Who can say what sacrifices will need to be made to reach my future goals and dreams? Those are always changing, anyway, aren’t they? What is more important is that, in addition to having these goals and these dreams, we can appreciate what we currently have. That’s the key to being happy, I think. Being thankful. I’ll face each problem head on, as they come.
Day -10: I am thankful to be living in San Francisco
When I lived in Spain (Bilbao), people all over Europe would ask me where I was from (most of the time, they assumed China and would comment about how wonderful my English was. “I’ve been practicing for decades,” I’d respond drily.), and their reactions upon hearing I was from San Francisco was: “Oooh!”
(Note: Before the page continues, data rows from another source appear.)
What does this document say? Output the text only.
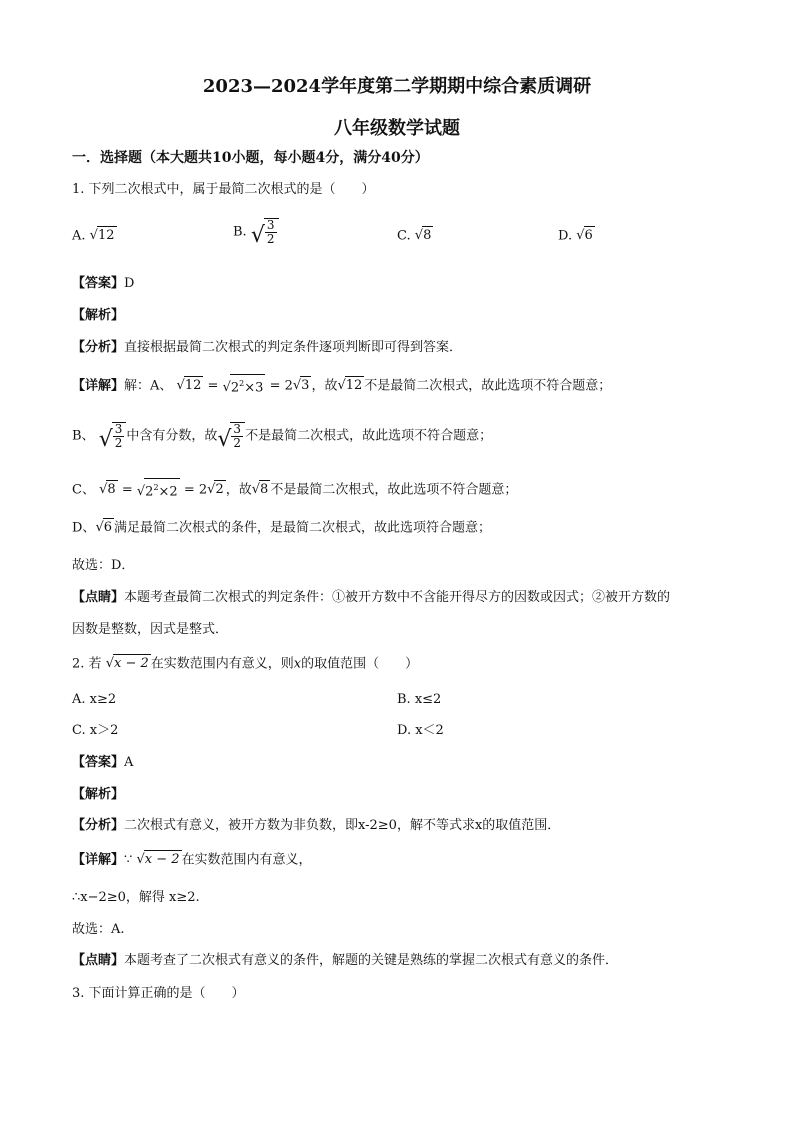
2023—2024学年度第二学期期中综合素质调研
八年级数学试题
一．选择题（本大题共10小题，每小题4分，满分40分）
1. 下列二次根式中，属于最简二次根式的是（　　）
A. √12	B. √ $\frac{3}{2}$	C. √8	D. √6
【答案】D
【解析】
【分析】直接根据最简二次根式的判定条件逐项判断即可得到答案．
【详解】解：A、 $√12 = √2^2\times 3 = 2√3$ ，故√12 不是最简二次根式，故此选项不符合题意；
B、 √ $\frac{3}{2}$ 中含有分数，故√ $\frac{3}{2}$ 不是最简二次根式，故此选项不符合题意；
C、 $√8 = √2^2\times 2 = 2√2$ ，故√8 不是最简二次根式，故此选项不符合题意；
D、√6 满足最简二次根式的条件，是最简二次根式，故此选项符合题意；
故选：D．
【点睛】本题考查最简二次根式的判定条件：①被开方数中不含能开得尽方的因数或因式；②被开方数的
因数是整数，因式是整式．
2. 若 √x − 2 在实数范围内有意义，则x的取值范围（　　）
A. x≥2	B. x≤2
C. x＞2	D. x＜2
【答案】A
【解析】
【分析】二次根式有意义，被开方数为非负数，即x-2≥0，解不等式求x的取值范围．
【详解】∵ √x − 2 在实数范围内有意义，
∴x−2≥0，解得 x≥2.
故选：A.
【点睛】本题考查了二次根式有意义的条件，解题的关键是熟练的掌握二次根式有意义的条件．
3. 下面计算正确的是（　　）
I’m lucky. San Francisco is a great town—tiny and intimate and at the forefront of all things tech and geeky. I love it. It’s changed a ton since I moved here in 2008, many things for better or worse, but regardless of the changes, I’m still in love with the city. I’ve got the best food at my fingertips. Wine country is a hop, jump, and a skip away. There are a dozen mini communities and countless more microclimates within San Francisco. Each place has its own character, and people find what they prefer and gravitate towards those neighborhoods. It’s not New York or DC or any other city. It’s its own town. The people are a bit odd, but friendly (say hi, next time you’re in a café!), and it changes at a whirlwind pace.
I still miss the seasons, but San Francisco, my own Fog City, is vibrant with its colors. Fall and winter occur, but with much more subtlety than the rest of the country. The leaves still crumple and drift to the ground, the skies darken earlier in the evenings, and it seems like the clouds are always hinting at rain. The fog thickens, and scarves and boots grow thicker and bigger.
Such is the San Francisco life.
Rent has skyrocketed since the Googlers and Facebookers invaded several years ago, and I count myself as one of the lucky few who still rock a “San Francisco” address. It is basically impossible to find reasonable rent anywhere in the city.
But here I am, calling San Francisco home after six (starting my seventh!) years.
I don’t know where I’ll be in the next six years, or what sacrifices I might make to get where I’m going. But right now, I’m here. Let the challenges come.